Outro desafio do arranque foi “conhecer a fundo os espaços e os parceiros certos para cada tipo de evento”. Por isso, investiram muito em visitas, reuniões e testes no terreno, e essa preparação, que se tornou numa das grandes forças, garante que hoje a resposta é dada com “rapidez, critério e qualidade”.

“No fundo, aprendemos que tudo começa nas relações. É essa base humana e de confiança que nos permite crescer com segurança e que faz com que, mesmo nos momentos mais desafiantes, nunca sintamos que estamos a fazer este caminho sozinhos”, frisam.

“Somos nós que vendemos, enquanto pessoas e profissionais”


A consolidação da D&C assenta numa estratégia que definem como “simples e assumidamente humilde”, que não parte de um “plano elaborado”, mas da convicção de que “somos nós que vendemos, enquanto pessoas e profissionais” e de que se consegue criar valor real “sendo fiéis a quem somos”.

A proximidade com clientes e parceiros, o estar no terreno e a experiência técnica e hoteleira são pilares para a agência, sempre com a ambição de “continuar a divertir-nos a trabalhar juntos, com autenticidade e exigência”.

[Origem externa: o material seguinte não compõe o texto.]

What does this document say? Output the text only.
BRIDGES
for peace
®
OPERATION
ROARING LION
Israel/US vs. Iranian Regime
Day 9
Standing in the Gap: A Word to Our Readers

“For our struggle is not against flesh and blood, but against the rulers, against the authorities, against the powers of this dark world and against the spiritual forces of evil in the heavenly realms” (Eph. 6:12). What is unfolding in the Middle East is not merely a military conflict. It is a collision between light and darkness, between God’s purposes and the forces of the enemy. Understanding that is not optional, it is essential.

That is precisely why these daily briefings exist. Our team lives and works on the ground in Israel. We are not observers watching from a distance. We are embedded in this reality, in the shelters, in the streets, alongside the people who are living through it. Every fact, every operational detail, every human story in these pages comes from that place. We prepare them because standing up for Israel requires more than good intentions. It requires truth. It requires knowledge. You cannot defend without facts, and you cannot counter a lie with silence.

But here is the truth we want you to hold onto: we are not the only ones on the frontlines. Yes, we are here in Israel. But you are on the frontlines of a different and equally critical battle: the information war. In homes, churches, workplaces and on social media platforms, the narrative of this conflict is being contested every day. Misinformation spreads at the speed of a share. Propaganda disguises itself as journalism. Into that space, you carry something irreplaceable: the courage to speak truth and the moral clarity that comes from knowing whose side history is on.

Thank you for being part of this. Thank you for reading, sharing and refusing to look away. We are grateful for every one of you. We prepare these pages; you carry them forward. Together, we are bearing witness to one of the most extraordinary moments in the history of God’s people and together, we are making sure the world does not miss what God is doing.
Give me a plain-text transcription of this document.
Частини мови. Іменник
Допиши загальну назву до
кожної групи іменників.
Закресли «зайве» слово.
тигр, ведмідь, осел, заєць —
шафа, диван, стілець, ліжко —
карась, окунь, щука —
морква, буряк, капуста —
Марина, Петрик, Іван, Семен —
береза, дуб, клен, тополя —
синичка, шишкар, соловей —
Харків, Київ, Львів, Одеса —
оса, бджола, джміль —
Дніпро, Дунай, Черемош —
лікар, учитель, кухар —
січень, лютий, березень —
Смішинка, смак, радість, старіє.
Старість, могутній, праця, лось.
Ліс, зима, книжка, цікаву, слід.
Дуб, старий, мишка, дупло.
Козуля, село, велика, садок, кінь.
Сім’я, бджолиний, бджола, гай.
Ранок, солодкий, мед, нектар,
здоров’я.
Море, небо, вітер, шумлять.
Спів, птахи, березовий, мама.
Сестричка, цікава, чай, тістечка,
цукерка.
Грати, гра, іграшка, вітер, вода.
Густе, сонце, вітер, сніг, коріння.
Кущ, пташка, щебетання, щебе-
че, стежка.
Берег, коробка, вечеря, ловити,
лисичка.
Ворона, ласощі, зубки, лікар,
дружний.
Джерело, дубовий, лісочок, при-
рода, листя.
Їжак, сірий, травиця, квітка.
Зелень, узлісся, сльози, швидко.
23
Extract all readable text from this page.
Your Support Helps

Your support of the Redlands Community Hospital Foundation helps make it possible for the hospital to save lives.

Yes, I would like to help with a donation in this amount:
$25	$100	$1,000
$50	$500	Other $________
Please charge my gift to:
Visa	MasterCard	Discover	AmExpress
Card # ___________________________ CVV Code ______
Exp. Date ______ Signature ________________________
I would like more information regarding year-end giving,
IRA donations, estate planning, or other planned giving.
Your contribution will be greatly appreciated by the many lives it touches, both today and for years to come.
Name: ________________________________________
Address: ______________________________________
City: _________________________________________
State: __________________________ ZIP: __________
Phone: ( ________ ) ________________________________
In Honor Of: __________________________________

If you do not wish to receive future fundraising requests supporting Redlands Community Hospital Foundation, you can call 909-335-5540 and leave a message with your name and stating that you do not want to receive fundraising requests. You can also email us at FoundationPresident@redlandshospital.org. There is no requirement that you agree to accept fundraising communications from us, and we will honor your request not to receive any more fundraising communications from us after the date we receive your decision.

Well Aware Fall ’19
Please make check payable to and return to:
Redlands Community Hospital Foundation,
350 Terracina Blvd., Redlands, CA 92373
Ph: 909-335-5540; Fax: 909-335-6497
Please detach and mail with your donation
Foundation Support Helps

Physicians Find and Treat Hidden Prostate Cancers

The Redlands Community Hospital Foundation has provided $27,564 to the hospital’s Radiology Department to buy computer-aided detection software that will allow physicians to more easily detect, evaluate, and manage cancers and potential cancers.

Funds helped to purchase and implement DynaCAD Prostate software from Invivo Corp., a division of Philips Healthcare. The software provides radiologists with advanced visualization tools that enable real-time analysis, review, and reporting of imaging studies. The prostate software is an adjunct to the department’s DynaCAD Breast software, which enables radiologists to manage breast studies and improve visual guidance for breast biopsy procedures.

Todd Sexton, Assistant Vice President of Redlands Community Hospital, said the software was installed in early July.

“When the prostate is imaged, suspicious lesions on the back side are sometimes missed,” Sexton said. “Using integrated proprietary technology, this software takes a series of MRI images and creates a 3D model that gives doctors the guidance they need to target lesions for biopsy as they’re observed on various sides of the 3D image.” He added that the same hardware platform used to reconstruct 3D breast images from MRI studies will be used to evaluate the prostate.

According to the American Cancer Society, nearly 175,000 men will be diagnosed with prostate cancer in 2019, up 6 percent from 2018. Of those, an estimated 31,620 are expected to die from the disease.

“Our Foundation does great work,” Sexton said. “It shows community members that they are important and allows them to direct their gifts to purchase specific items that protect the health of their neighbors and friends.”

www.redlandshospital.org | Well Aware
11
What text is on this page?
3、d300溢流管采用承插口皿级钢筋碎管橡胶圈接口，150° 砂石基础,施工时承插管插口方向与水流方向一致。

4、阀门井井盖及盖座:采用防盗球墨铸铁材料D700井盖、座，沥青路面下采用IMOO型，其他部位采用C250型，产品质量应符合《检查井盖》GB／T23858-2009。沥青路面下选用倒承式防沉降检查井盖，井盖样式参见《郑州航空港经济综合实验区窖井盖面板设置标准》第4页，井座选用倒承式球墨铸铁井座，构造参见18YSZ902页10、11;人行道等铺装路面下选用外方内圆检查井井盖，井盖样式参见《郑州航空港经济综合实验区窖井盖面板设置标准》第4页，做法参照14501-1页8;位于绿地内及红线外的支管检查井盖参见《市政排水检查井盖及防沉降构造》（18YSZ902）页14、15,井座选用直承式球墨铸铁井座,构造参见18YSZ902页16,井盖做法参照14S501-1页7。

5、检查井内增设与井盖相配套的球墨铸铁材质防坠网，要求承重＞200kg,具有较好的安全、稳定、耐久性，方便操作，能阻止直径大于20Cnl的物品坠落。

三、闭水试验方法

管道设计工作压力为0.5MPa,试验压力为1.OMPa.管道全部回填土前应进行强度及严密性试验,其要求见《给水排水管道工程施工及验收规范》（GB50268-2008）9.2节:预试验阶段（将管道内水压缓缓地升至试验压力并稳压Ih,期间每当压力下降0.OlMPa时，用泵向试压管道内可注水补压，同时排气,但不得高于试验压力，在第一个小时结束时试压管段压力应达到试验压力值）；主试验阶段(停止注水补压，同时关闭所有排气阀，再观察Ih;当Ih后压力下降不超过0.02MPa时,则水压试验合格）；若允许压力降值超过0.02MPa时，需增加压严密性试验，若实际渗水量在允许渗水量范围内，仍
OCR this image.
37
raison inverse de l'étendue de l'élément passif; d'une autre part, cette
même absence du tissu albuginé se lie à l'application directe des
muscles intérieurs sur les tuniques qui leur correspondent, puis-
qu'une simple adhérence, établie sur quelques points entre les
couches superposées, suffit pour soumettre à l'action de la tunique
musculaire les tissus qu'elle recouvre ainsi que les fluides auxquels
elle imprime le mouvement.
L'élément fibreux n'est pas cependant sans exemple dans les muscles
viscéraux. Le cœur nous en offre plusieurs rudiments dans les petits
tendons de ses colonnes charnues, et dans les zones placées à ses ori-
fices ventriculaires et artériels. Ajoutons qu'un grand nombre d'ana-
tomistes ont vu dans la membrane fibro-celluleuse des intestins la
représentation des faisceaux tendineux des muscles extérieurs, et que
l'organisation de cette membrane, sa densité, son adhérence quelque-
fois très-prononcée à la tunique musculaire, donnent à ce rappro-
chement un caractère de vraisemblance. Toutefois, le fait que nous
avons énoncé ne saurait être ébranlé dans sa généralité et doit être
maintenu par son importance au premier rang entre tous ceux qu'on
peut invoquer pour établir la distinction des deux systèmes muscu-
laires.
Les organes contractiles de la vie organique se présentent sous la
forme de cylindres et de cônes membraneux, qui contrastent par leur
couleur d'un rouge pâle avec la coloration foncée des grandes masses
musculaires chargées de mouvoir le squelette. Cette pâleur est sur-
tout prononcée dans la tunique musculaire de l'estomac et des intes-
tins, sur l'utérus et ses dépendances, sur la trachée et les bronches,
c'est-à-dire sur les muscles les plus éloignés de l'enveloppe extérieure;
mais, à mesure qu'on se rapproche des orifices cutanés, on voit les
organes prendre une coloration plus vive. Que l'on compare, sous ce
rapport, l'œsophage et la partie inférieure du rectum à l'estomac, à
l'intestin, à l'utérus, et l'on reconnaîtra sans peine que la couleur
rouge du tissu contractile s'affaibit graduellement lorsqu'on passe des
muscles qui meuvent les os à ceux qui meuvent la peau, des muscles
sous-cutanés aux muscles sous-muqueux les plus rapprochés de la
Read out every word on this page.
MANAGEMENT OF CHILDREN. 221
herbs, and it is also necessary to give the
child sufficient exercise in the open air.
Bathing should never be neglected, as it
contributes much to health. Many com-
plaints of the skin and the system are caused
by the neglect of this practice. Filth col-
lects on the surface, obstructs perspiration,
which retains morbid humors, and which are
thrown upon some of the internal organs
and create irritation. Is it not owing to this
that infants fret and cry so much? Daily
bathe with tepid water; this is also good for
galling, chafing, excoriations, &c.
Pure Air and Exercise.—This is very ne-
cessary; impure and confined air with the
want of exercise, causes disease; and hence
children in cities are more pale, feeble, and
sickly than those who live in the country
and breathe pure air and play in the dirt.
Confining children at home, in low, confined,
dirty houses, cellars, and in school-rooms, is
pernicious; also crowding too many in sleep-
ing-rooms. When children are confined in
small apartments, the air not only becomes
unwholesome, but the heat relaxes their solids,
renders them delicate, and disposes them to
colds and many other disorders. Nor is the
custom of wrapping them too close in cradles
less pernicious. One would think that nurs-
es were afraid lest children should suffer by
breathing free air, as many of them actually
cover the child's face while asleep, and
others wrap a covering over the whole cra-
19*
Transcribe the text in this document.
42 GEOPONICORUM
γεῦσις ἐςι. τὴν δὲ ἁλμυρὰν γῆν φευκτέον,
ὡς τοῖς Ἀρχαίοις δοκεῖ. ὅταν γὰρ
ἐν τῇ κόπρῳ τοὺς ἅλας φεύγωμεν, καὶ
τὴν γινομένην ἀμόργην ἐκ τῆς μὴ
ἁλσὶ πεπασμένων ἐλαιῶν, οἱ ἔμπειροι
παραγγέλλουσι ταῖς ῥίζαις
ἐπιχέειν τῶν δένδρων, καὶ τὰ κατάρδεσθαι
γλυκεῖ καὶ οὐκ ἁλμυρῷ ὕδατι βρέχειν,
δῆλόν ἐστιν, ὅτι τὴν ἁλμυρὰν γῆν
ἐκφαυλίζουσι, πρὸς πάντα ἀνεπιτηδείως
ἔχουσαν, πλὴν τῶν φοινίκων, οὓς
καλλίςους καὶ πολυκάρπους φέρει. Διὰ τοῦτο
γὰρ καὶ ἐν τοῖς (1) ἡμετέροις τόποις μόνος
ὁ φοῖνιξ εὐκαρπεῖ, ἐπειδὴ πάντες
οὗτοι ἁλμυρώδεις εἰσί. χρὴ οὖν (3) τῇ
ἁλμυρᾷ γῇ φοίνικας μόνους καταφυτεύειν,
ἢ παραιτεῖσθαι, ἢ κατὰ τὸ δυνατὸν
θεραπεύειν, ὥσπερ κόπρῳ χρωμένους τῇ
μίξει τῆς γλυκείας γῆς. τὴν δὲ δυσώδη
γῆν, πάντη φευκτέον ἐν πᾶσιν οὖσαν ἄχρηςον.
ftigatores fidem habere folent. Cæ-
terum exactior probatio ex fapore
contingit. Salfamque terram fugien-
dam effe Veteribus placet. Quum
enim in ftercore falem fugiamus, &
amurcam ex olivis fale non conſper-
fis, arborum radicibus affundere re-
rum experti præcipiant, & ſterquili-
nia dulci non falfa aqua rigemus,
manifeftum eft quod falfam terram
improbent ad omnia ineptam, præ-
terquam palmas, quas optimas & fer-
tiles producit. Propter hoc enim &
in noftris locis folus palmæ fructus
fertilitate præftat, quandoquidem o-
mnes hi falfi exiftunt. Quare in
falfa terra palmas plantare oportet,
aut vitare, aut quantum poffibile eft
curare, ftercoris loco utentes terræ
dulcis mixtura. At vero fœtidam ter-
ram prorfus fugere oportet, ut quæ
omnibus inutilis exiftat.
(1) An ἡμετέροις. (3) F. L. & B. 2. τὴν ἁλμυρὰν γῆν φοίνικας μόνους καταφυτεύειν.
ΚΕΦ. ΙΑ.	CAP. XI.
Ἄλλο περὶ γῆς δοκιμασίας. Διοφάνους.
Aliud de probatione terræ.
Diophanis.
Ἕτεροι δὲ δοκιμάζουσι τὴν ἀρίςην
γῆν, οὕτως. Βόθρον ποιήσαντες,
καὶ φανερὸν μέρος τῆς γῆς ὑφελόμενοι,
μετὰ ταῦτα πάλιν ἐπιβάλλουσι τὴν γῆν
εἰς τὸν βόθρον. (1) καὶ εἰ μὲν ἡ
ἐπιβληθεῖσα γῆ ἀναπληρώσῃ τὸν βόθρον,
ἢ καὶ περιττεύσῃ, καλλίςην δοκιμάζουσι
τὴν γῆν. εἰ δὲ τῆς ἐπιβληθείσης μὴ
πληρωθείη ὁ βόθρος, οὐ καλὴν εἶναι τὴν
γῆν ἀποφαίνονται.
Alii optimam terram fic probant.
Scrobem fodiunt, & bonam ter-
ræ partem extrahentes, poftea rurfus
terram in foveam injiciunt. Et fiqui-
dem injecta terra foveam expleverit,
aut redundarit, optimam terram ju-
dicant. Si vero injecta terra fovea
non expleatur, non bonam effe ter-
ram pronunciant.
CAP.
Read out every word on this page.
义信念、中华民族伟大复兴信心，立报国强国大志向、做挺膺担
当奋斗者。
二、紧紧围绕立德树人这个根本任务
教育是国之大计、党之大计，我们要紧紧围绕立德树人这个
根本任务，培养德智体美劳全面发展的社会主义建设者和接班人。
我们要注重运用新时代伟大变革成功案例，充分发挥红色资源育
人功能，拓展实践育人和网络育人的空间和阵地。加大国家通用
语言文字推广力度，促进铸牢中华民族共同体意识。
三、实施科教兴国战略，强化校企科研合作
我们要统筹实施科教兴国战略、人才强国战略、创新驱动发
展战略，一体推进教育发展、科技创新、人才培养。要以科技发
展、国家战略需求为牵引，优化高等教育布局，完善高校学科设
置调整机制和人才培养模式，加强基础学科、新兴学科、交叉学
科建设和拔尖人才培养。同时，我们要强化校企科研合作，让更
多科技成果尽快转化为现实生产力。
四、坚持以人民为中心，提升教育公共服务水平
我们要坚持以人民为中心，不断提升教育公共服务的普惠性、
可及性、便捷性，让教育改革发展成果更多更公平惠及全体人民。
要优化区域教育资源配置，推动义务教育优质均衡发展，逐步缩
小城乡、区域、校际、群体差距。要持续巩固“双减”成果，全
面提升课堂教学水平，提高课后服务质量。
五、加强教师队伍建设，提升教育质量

Consideram difícil escolher um único evento marcante, porque “todos os projetos contam”. Ainda assim, destacam um projeto internacional realizado em Lisboa, um evento chave-na-mão com “quase 800 participantes, vindos de 32 países”, cujo objetivo foi transformar relações digitais em encontros presenciais, “aquilo a que chamámos IRL – In Real Life”.

O processo, explicam, “decorreu em menos de oito meses, desde a adjudicação até à realização do evento, um prazo particularmente exigente para um projeto desta dimensão”. O sucesso refletiu-se “nos elogios recebidos” e, sobretudo, “na continuidade da relação com o nosso cliente”. Esta vitória deu-lhes “um enorme orgulho e a certeza de que estamos no caminho certo”.

“O futuro da D&C está ligado ao presente que vivemos”


Sobre a indústria dos eventos, reconhecem desafios que influenciam decisões e comportamentos, da instabilidade económica e política às alterações climáticas. Do terreno, destacam um mercado “cada vez mais competitivo e, por vezes, agressivo” e a “falta de pessoas qualificadas”.

Defendem que, “em Portugal, há talento, criatividade e trabalho para todos” e que o setor beneficiaria mais “com uma lógica de colaboração”. Na D&C, escolhem trabalhar com quem valoriza “relações, respeito e qualidade”, acreditando num setor “mais unido, mais profissional e mais humano”.

Quanto ao futuro, Célia Caldas e Diogo Castanheira são claros ao afirmar que “o futuro da D&C está ligado ao presente que vivemos”. Querem crescer “sem perder identidade, proximidade e autenticidade”. O objetivo passa por continuar a ser “parceiros de confiança” e por lembrar que, “mais do que eventos, criamos relações”.